Si el espacio me lo permitiera, me gustaría analizar ese poema paradigmático que se titula "Golf", donde el autor ha construido con acierto dos series entrelazadas, una de ellas densamente narrativa de la Pasión de Cristo en versos octosílabos, y la otra que dice en presente la mundanidad trivial del caballero que golpea la pelota de golf. La certera combinación -choque metafísico- de ambas series produce un contraste magnífico donde se potencian por contrapunto la trascendencia, la salvación del mundo y la mortal cotidianeidad del mundo que debe ser salvado.
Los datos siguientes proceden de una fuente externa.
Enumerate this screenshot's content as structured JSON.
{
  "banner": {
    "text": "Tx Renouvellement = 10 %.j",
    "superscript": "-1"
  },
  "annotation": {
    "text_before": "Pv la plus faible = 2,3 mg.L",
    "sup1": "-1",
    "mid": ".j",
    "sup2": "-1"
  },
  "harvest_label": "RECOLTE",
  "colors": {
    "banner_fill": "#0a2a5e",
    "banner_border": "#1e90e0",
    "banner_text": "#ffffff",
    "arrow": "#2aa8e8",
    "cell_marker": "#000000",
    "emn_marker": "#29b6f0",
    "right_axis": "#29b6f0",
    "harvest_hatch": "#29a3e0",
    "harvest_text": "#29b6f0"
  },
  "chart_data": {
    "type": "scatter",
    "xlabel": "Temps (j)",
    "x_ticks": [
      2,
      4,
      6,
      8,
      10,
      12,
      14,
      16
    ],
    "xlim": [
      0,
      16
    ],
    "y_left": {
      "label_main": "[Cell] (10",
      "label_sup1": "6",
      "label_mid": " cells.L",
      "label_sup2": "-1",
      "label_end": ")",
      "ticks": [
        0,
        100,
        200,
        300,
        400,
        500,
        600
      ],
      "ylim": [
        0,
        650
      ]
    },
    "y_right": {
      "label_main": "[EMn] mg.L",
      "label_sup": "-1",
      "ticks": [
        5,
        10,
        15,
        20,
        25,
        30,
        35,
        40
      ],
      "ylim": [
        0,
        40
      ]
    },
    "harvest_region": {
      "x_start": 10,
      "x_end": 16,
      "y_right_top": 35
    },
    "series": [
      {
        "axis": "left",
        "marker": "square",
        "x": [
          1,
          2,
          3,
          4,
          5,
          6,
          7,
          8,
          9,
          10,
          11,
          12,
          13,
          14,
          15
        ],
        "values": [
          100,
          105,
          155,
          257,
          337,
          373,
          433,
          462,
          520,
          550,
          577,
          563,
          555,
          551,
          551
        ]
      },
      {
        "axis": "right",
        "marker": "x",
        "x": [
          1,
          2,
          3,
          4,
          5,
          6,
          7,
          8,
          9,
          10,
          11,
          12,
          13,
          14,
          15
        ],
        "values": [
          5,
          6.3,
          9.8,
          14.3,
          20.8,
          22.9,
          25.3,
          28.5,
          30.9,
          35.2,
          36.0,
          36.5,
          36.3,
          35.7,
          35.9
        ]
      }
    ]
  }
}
Si tuviera que quedarme con el núcleo más depurado de esta poesía, elegiría el poema titulado "Gólgota", cuyo primer cuarteto dice: "Cristo, cerviz de noche; tu cabeza/ al viernes otra vez, de nuevo al muerto/ que volverás a ser, cordero abierto,/ donde la eternidad del clavo empieza." Y su terceto finbal (es un soneto): "Y siento en mi costado todo el frío,/ y en tu abandono , a solas, hijo mío,/ toda mi carne en ti crucificada." Se comienza con Cristo, se termina en el hablante que se ha convertido extrañamente en padre, La razón de la centralidad de este poema -y de otros análogos- en la poesía de Arteche es doble: por una parte, el misterio de Cristo crucificado es la salida redentora y pascual de la espantable caducidad del mundo y del tiempo que pasa, su conexión con la eternidad. Por otra parte, este poema está modulado en una voz que es a la par contemporánea en sus metáforas y clásica en sus raíces: mistraliana -Arteche es el más cercano a la Mistral de nuestros poetas- y radicada, en último término, en el Siglo de Oro español. No es éste el menor mérito de su poesía: el haberse embebido del manantial inagotable de San Juan de la Cruz y Quevedo y Góngora.

(en diario El Mercurio, suplemento Revista de Libros, 6 de diciembre de 1992, p.5.)